Scale Unlimited has the expertise, resources and services you need for scalable, cost-effective solutions to your data processing, search, and web mining problems.
We provide a full portfolio of services for the architecture, design, development, deployment and operation of data processing, indexing, and web mining systems built with Hadoop, Cascading, Cassandra and Solr. We also have extensive background in Amazon Web Services, particularly EC2, S3 and Elastic MapReduce.
We have deep expertise in using Hadoop to solve scaling and performance problems with data processing. We can also provide help in Hadoop cluster provisioning and operations, performance tuning, mentoring/training, and related technologies such as Sqoop, Hive, Cassandra, HBase and Cascading.

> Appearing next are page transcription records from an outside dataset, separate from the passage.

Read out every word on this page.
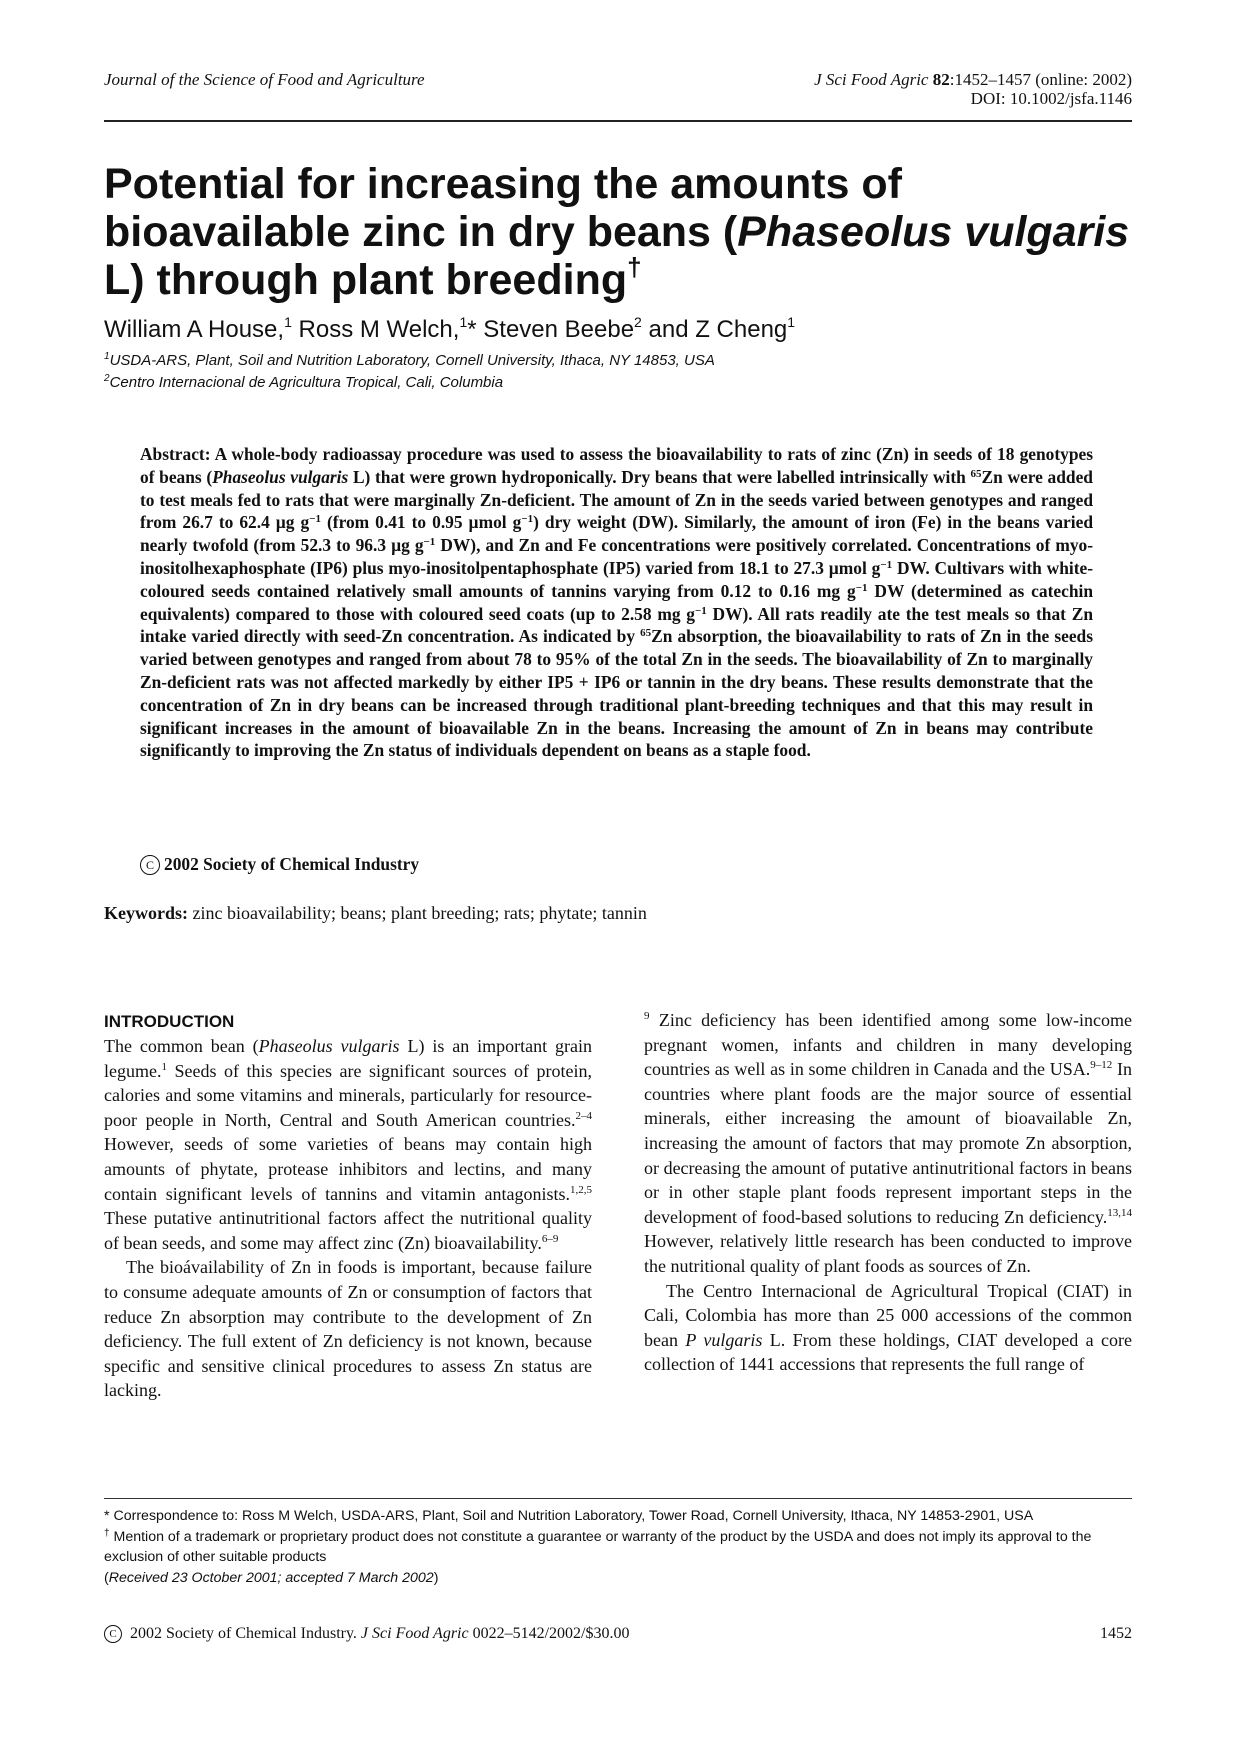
Journal of the Science of Food and Agriculture	J Sci Food Agric 82:1452–1457 (online: 2002)
DOI: 10.1002/jsfa.1146
Potential for increasing the amounts of bioavailable zinc in dry beans (Phaseolus vulgaris L) through plant breeding†
William A House,$^1$ Ross M Welch,$^1$* Steven Beebe$^2$ and Z Cheng$^1$
$^1$USDA-ARS, Plant, Soil and Nutrition Laboratory, Cornell University, Ithaca, NY 14853, USA
$^2$Centro Internacional de Agricultura Tropical, Cali, Columbia

Abstract: A whole-body radioassay procedure was used to assess the bioavailability to rats of zinc (Zn) in seeds of 18 genotypes of beans (Phaseolus vulgaris L) that were grown hydroponically. Dry beans that were labelled intrinsically with $^{65}$Zn were added to test meals fed to rats that were marginally Zn-deficient. The amount of Zn in the seeds varied between genotypes and ranged from 26.7 to 62.4 µg $g^{-1}$ (from 0.41 to 0.95 µmol $g^{-1}$) dry weight (DW). Similarly, the amount of iron (Fe) in the beans varied nearly twofold (from 52.3 to 96.3 µg $g^{-1}$ DW), and Zn and Fe concentrations were positively correlated. Concentrations of myo-inositolhexaphosphate (IP6) plus myo-inositolpentaphosphate (IP5) varied from 18.1 to 27.3 µmol $g^{-1}$ DW. Cultivars with white-coloured seeds contained relatively small amounts of tannins varying from 0.12 to 0.16 mg $g^{-1}$ DW (determined as catechin equivalents) compared to those with coloured seed coats (up to 2.58 mg $g^{-1}$ DW). All rats readily ate the test meals so that Zn intake varied directly with seed-Zn concentration. As indicated by $^{65}$Zn absorption, the bioavailability to rats of Zn in the seeds varied between genotypes and ranged from about 78 to 95% of the total Zn in the seeds. The bioavailability of Zn to marginally Zn-deficient rats was not affected markedly by either IP5 + IP6 or tannin in the dry beans. These results demonstrate that the concentration of Zn in dry beans can be increased through traditional plant-breeding techniques and that this may result in significant increases in the amount of bioavailable Zn in the beans. Increasing the amount of Zn in beans may contribute significantly to improving the Zn status of individuals dependent on beans as a staple food.

C 2002 Society of Chemical Industry
Keywords: zinc bioavailability; beans; plant breeding; rats; phytate; tannin
INTRODUCTION

The common bean (Phaseolus vulgaris L) is an important grain legume.$^1$ Seeds of this species are significant sources of protein, calories and some vitamins and minerals, particularly for resource-poor people in North, Central and South American countries.$^{2-4}$ However, seeds of some varieties of beans may contain high amounts of phytate, protease inhibitors and lectins, and many contain significant levels of tannins and vitamin antagonists.$^{1,2,5}$ These putative antinutritional factors affect the nutritional quality of bean seeds, and some may affect zinc (Zn) bioavailability.$^{6-9}$

The bioávailability of Zn in foods is important, because failure to consume adequate amounts of Zn or consumption of factors that reduce Zn absorption may contribute to the development of Zn deficiency. The full extent of Zn deficiency is not known, because specific and sensitive clinical procedures to assess Zn status are lacking.

$^9$ Zinc deficiency has been identified among some low-income pregnant women, infants and children in many developing countries as well as in some children in Canada and the USA.$^{9-12}$ In countries where plant foods are the major source of essential minerals, either increasing the amount of bioavailable Zn, increasing the amount of factors that may promote Zn absorption, or decreasing the amount of putative antinutritional factors in beans or in other staple plant foods represent important steps in the development of food-based solutions to reducing Zn deficiency.$^{13,14}$ However, relatively little research has been conducted to improve the nutritional quality of plant foods as sources of Zn.

The Centro Internacional de Agricultural Tropical (CIAT) in Cali, Colombia has more than 25 000 accessions of the common bean P vulgaris L. From these holdings, CIAT developed a core collection of 1441 accessions that represents the full range of

* Correspondence to: Ross M Welch, USDA-ARS, Plant, Soil and Nutrition Laboratory, Tower Road, Cornell University, Ithaca, NY 14853-2901, USA

† Mention of a trademark or proprietary product does not constitute a guarantee or warranty of the product by the USDA and does not imply its approval to the exclusion of other suitable products

(Received 23 October 2001; accepted 7 March 2002)

C 2002 Society of Chemical Industry. J Sci Food Agric 0022–5142/2002/$30.00	1452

Our extensive background with Cascading – an open source API that dramatically simplifies the process of building scalable, reliable Hadoop workflows – gives our customers a solid foundation for their data processing platforms.
For customers that ultimately need to turn their big data into a searchable index, we offer consulting on Solr, one of the most popular open source solutions for a wide range of search problems. We are also experts in leveraging Solr’s NoSQL functionality to build fast, efficient analytics solutions using a combination of Hadoop and Solr.
We provide scalable, cost-effective solutions for a wide range of web mining tasks, including:
- Content aggregation – fetching, parsing, normalizing and aggregating data records from multiple web sites.
- Competitive pricing – extracting specific pricing data on a per-site basis, or per-product/SKU.
- Link spam analysis – fetching and analyzing content referenced from links, and generating spam scores.
We can customize the Bixo web crawler toolkit for a wide range of crawling strategies:
- Broad crawls – breadth-first crawls of large portions of the web, typically constrained by a large set of target domains.
- Vertical crawls – depth-first crawls of subsets of the web, using content analysis to guide the crawl to areas that are of primary interest.